May 15th 1917
My dear Cyril
I am scribbling this in a tea room, the only spare time I have this week to catch the mail which leaves tomorrow.
This week my whole day is being spent learning the ropes at Jacob’s Biscuit Factory, Aintree. The Welfare Department is supposed to be very good there. But as the directors of the firm are very progressive men, I do not consider the Supervisor of Welfare has had many difficulties or much opposition with which to contend.
The kind of factory I am likely to be put into will probably be one where there has never been a Welfare Department so that it will be uphill work. Just for a bit I might go as an Assistant to a Supervisor in a very large factory before being put on my own.
Thursday and Friday of last week saw me in Manchester visiting Hans Renolds, the Cycle Chain Factory which now also makes munitions. All their branches of work are for Government now.

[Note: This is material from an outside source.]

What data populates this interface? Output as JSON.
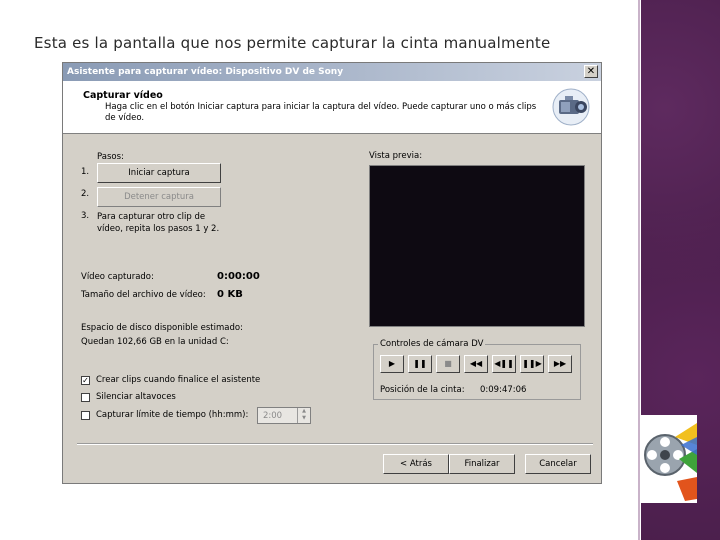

I was absorbed in watching the shell making. They have a wonderful inspection of goods Department. Every part of a fuse and shell is inspected, so that out of 48,000 shells sent out in a given time only 35 were returned as useless.
I could tell you many things about the engineers strikes etc but I had better refrain in case this letter conveyed information to the enemy.
I am going on presently to two lectures. The first on Democracy in Welfare Work by Miss Newcomb, whom I have met. She is the Supervisor at Hans Renolds, and runs on democratic lines.
The second lecture is on Sex and parenthood. One has to attend moral lectures and be taught all about the Royal Commission. It is all very enlightening and educating, and a great help in making one grasp social problems and the best way with which to combat them.
I received your pc of March 26th acknowledging mine of Feb 1st and saying you were moving on. I hope dear you were feeling rested after a short spell in Bagdad. You must be heartily sick of the whole life.
Your Father forwarded me a cutting from a Worcester paper. It was a letter from a Private Jennings telling of the entry into Bagdad - and mentioned that he was servant to Major C E Sladden, who had been slightly wounded the day before Bagdad fell! Is he still your servant?
I heard from Wilfred yesterday. His letter was dated May 1st and he was still in hospital. A man, who was training with him at Lichfield, lives at Oxton, Hobbs by name. He often comes in to see us. He dined with us last night. He was rejected for health reasons. Dear old Wilfred was so distressed to have to tell me that my letter to you which he was taking out, went to the bottom. Isn’t he a dear to even feel sorry – as though I expected him to save that if nothing else. I thought you might be in hospital in India, and he was taking a note to give you when he saw you.
Must stop now, dear Heart. God bless you. All my love.